Now the area of the material required to make the box is the sum of the sides and the base. ( As the top is open)

So the total area is W*2W + 2*W*[20 / W^2] + 2*2*W*[20 / W^2] = 2W^2 + 40/W + 2*40/W = 2W^2 + 3*40/W

Now we have the area of the material required as an expression with a single variable: 2W^2+ 3*40/W

We need to find the minimum value of this expression.
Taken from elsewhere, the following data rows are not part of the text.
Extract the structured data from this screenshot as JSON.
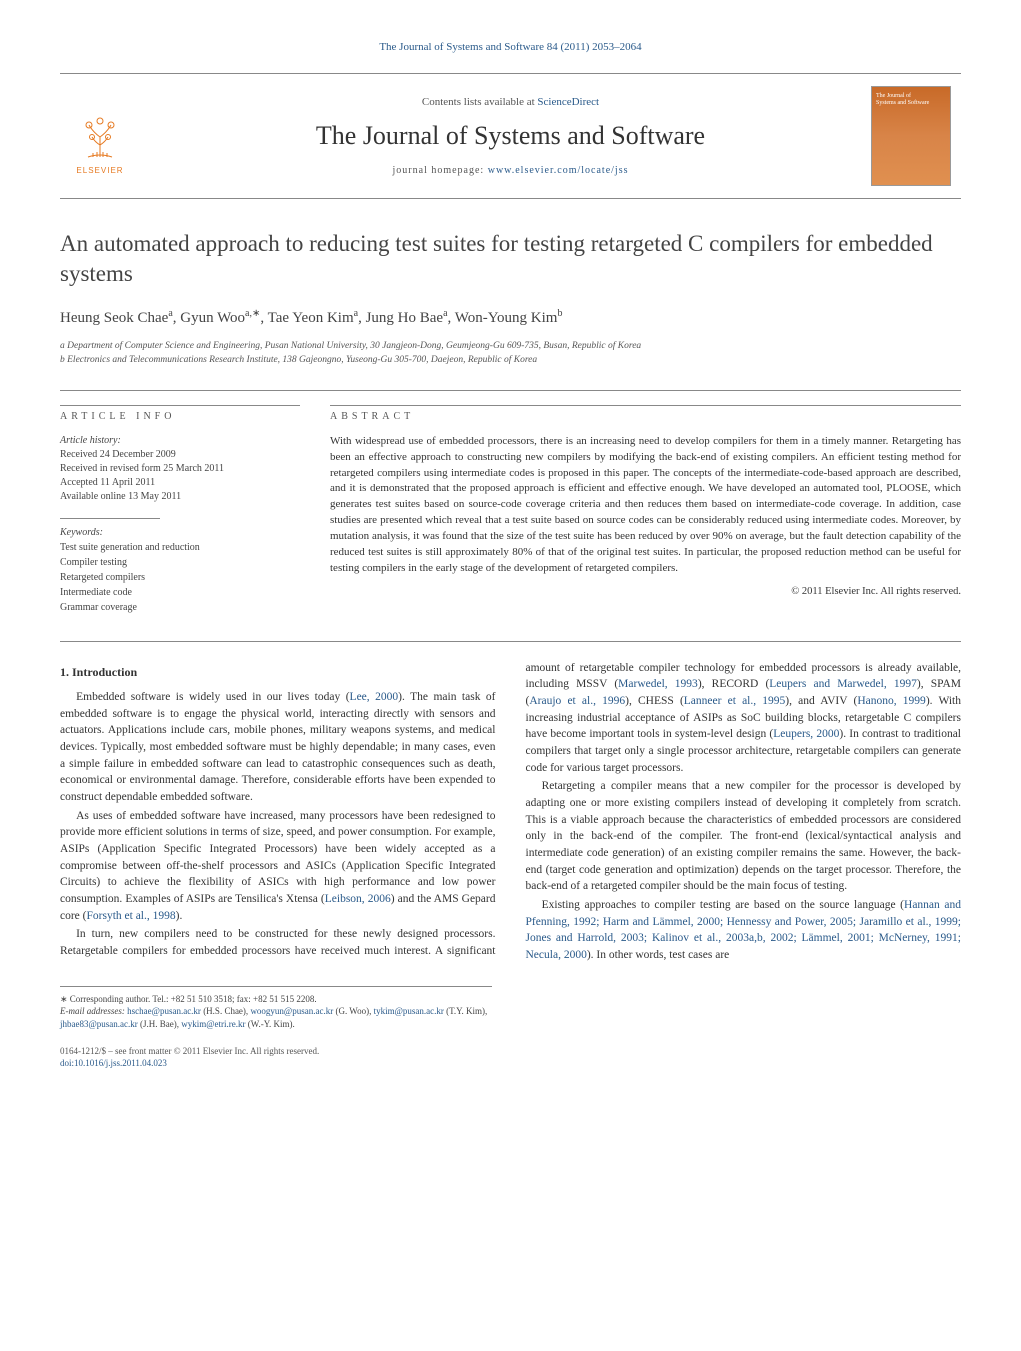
{
  "header_ref": "The Journal of Systems and Software 84 (2011) 2053–2064",
  "masthead": {
    "publisher_label": "ELSEVIER",
    "contents_prefix": "Contents lists available at ",
    "contents_link": "ScienceDirect",
    "journal_name": "The Journal of Systems and Software",
    "homepage_prefix": "journal homepage: ",
    "homepage_url": "www.elsevier.com/locate/jss"
  },
  "article": {
    "title": "An automated approach to reducing test suites for testing retargeted C compilers for embedded systems",
    "authors_html": "Heung Seok Chae<sup>a</sup>, Gyun Woo<sup>a,∗</sup>, Tae Yeon Kim<sup>a</sup>, Jung Ho Bae<sup>a</sup>, Won-Young Kim<sup>b</sup>",
    "affiliations": {
      "a": "a Department of Computer Science and Engineering, Pusan National University, 30 Jangjeon-Dong, Geumjeong-Gu 609-735, Busan, Republic of Korea",
      "b": "b Electronics and Telecommunications Research Institute, 138 Gajeongno, Yuseong-Gu 305-700, Daejeon, Republic of Korea"
    }
  },
  "info": {
    "section_label": "ARTICLE INFO",
    "history_label": "Article history:",
    "history": [
      "Received 24 December 2009",
      "Received in revised form 25 March 2011",
      "Accepted 11 April 2011",
      "Available online 13 May 2011"
    ],
    "keywords_label": "Keywords:",
    "keywords": [
      "Test suite generation and reduction",
      "Compiler testing",
      "Retargeted compilers",
      "Intermediate code",
      "Grammar coverage"
    ]
  },
  "abstract": {
    "section_label": "ABSTRACT",
    "text": "With widespread use of embedded processors, there is an increasing need to develop compilers for them in a timely manner. Retargeting has been an effective approach to constructing new compilers by modifying the back-end of existing compilers. An efficient testing method for retargeted compilers using intermediate codes is proposed in this paper. The concepts of the intermediate-code-based approach are described, and it is demonstrated that the proposed approach is efficient and effective enough. We have developed an automated tool, PLOOSE, which generates test suites based on source-code coverage criteria and then reduces them based on intermediate-code coverage. In addition, case studies are presented which reveal that a test suite based on source codes can be considerably reduced using intermediate codes. Moreover, by mutation analysis, it was found that the size of the test suite has been reduced by over 90% on average, but the fault detection capability of the reduced test suites is still approximately 80% of that of the original test suites. In particular, the proposed reduction method can be useful for testing compilers in the early stage of the development of retargeted compilers.",
    "copyright": "© 2011 Elsevier Inc. All rights reserved."
  },
  "body": {
    "heading1": "1. Introduction",
    "p1": "Embedded software is widely used in our lives today (Lee, 2000). The main task of embedded software is to engage the physical world, interacting directly with sensors and actuators. Applications include cars, mobile phones, military weapons systems, and medical devices. Typically, most embedded software must be highly dependable; in many cases, even a simple failure in embedded software can lead to catastrophic consequences such as death, economical or environmental damage. Therefore, considerable efforts have been expended to construct dependable embedded software.",
    "p2": "As uses of embedded software have increased, many processors have been redesigned to provide more efficient solutions in terms of size, speed, and power consumption. For example, ASIPs (Application Specific Integrated Processors) have been widely accepted as a compromise between off-the-shelf processors and ASICs (Application Specific Integrated Circuits) to achieve the flexibility of ASICs with high performance and low power consumption. Examples of ASIPs are Tensilica's Xtensa (Leibson, 2006) and the AMS Gepard core (Forsyth et al., 1998).",
    "p3": "In turn, new compilers need to be constructed for these newly designed processors. Retargetable compilers for embedded processors have received much interest. A significant amount of retargetable compiler technology for embedded processors is already available, including MSSV (Marwedel, 1993), RECORD (Leupers and Marwedel, 1997), SPAM (Araujo et al., 1996), CHESS (Lanneer et al., 1995), and AVIV (Hanono, 1999). With increasing industrial acceptance of ASIPs as SoC building blocks, retargetable C compilers have become important tools in system-level design (Leupers, 2000). In contrast to traditional compilers that target only a single processor architecture, retargetable compilers can generate code for various target processors.",
    "p4": "Retargeting a compiler means that a new compiler for the processor is developed by adapting one or more existing compilers instead of developing it completely from scratch. This is a viable approach because the characteristics of embedded processors are considered only in the back-end of the compiler. The front-end (lexical/syntactical analysis and intermediate code generation) of an existing compiler remains the same. However, the back-end (target code generation and optimization) depends on the target processor. Therefore, the back-end of a retargeted compiler should be the main focus of testing.",
    "p5": "Existing approaches to compiler testing are based on the source language (Hannan and Pfenning, 1992; Harm and Lämmel, 2000; Hennessy and Power, 2005; Jaramillo et al., 1999; Jones and Harrold, 2003; Kalinov et al., 2003a,b, 2002; Lämmel, 2001; McNerney, 1991; Necula, 2000). In other words, test cases are"
  },
  "footnotes": {
    "corr": "∗ Corresponding author. Tel.: +82 51 510 3518; fax: +82 51 515 2208.",
    "emails_label": "E-mail addresses: ",
    "emails": "hschae@pusan.ac.kr (H.S. Chae), woogyun@pusan.ac.kr (G. Woo), tykim@pusan.ac.kr (T.Y. Kim), jhbae83@pusan.ac.kr (J.H. Bae), wykim@etri.re.kr (W.-Y. Kim)."
  },
  "bottom": {
    "issn": "0164-1212/$ – see front matter © 2011 Elsevier Inc. All rights reserved.",
    "doi": "doi:10.1016/j.jss.2011.04.023"
  }
}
So we differentiate it and equate the derivative to 0.

=> 4W - (3*40)/W^2 =0

=> 4W = (3*40)/W^2

=> W^3 = 30

=> W = 30^(1/3)

**The width to make the box with the least amount of material is 30^(1/3).**

Let x and 2x and h be the width ,linth and height of the box.

Then the volume of the box = length*width*height = x*2x*h =2x^2h. But 2x^2*h = 40 cubic feet,

Therefore h = 40/2x^2 = 20/x^2.

Now the material of the box whose sides are x , 2x and h is proportional to its surface area which is x*2x+2x*h+2(2x)h = 2x^2+6xh = x^2+6*(20/x^2) = x^2+120/x

So we shoild minimum area or the minimum value of x^2+120/x.

Let A(x) = 2x^2+6/x. By calculus, minimum A(x) could be A(c), where c is a solution of A'(x) = 0 and makes A''(c) > 0.

A'(x) = 0 gives: (2x^2+120/x)' = 0. Or

4x -120/x^2 = 0. Multiply by 4.

4x^3 = 120

x = 120/4 = 30

x = 30^(1/3).

Also f"(x) = (4x-120/x^2)' = 4-120* (-1/2x^3) = 4+60/x^3 which is > 0 when x=c = (30)^(1/3)

Therefore the minimum material is when the the width = 30^(1/3).